5. Par son courriel du 13 février 2023, dont la requérante demande la suspension, la maire de Lohitzun-Oyhercq a indiqué à Mme B C, pour répondre à son " intention " d'installer un mobile-home, qu'au regard des dispositions applicables, son " souhait " n'était " pas possible ". Compte tenu des termes dans lesquels il est rédigé, et alors que Mme B C n'a pas justifié avoir formellement sollicité une autorisation d'installer un mobile-home sur sa propriété, ce courriel doit être regardé dans les circonstances de l'espèce comme se bornant à répondre à une demande d'information que la requérante aurait formulée. Dans ces conditions, ainsi que le soulève d'ailleurs la commune de Lohitzun-Oyhercq, un tel courriel, qui présente un caractère purement informatif, ne constitue pas une décision faisant grief susceptible de recours devant la juridiction administrative. Les conclusions à fin d'annulation présentées par Mme B C à l'appui de sa requête au fond mentionnée au point 1, contre un tel document, sont par suite irrecevables, de sorte que sa demande de suspension présentée sur le fondement des dispositions de l'article L.521-1 du code de justice administrative n'est pas fondée.

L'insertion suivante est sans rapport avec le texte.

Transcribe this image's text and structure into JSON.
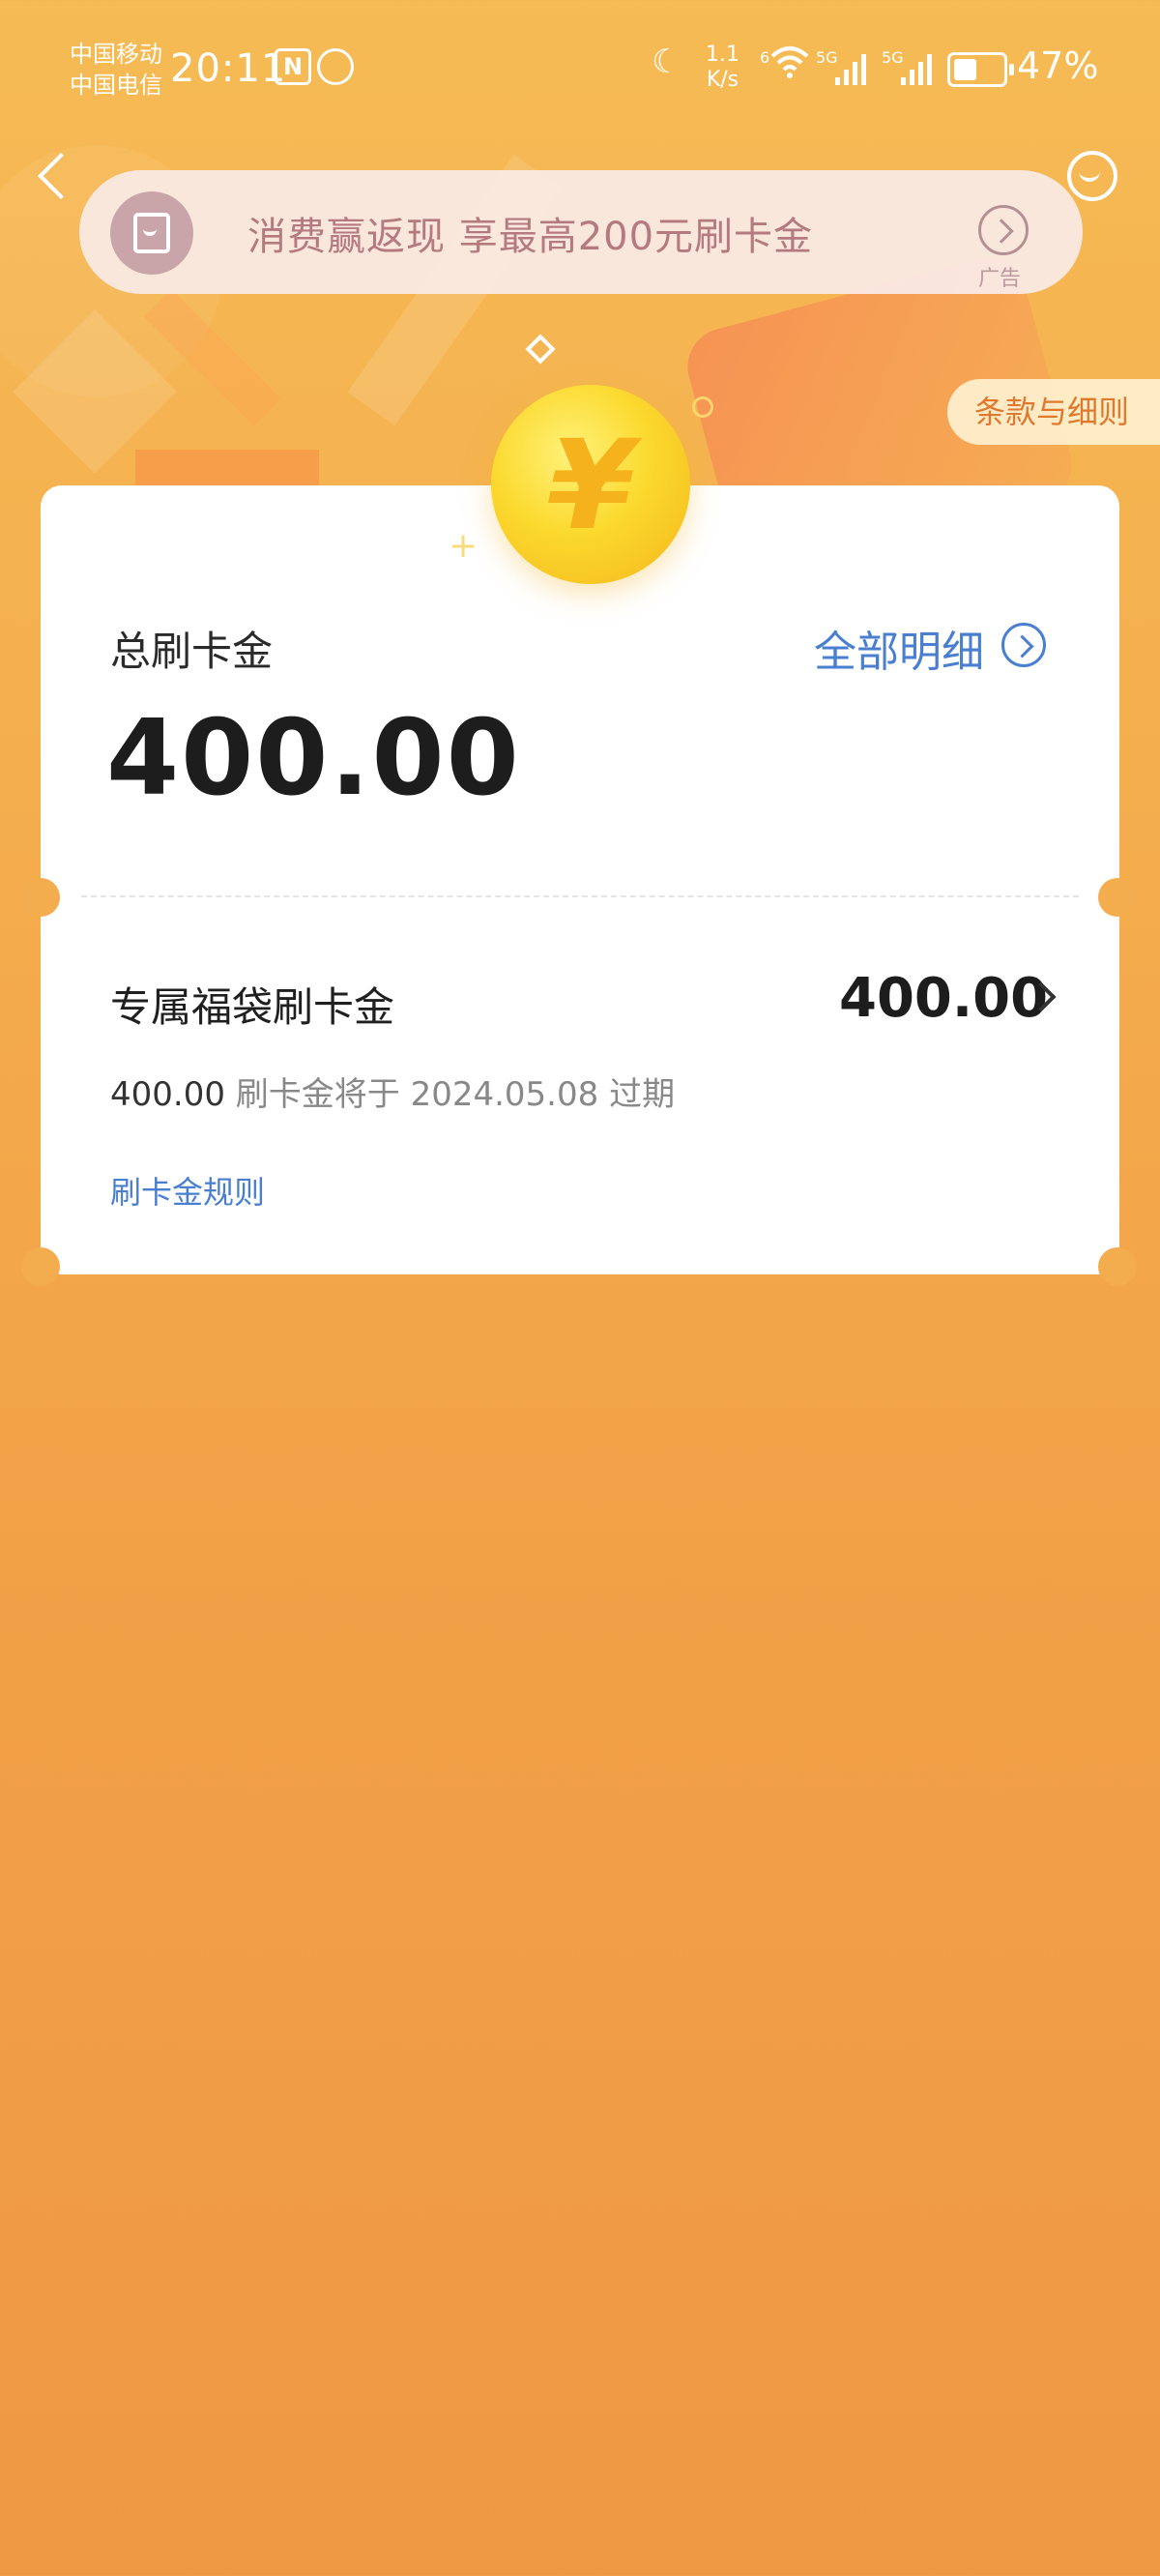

6. Il résulte de ce qui précède que les conclusions de Mme B C tendant à la suspension de l'exécution du courriel du 13 février 2023 de la maire de Lohitzun-Oyhercq doivent être rejetées.

Sur les frais liés au litige:

7. Les dispositions de l'article L.761-1 du code de justice administrative font obstacle à ce que soit mise à la charge de la commune de Lohitzun-Oyhercq, qui n'a pas dans la présente instance de référé, la qualité de partie perdante, la somme que Mme B C demande au titre des frais exposés et non compris dans les dépens.

8. En revanche, il y a lieu, en application des mêmes dispositions de mettre à la charge de Mme B C, la somme de 800 (huit cents) euros à verser à la commune de Lohitzun-Oyhercq au titre des frais exposés par elle et non compris dans les dépens.

O R D O N N E :

Article 1er : La requête de Mme B C est rejetée.

Article 2 : Mme B C versera à la commune de Lohitzun-Oyhercq, la somme de 800 (huit cents) euros en application des dispositions de l'article L. 761-1 du code de justice administrative.

Article 3 : La présente ordonnance sera notifiée à Mme B C et à la commune de Lohitzun-Oyhercq.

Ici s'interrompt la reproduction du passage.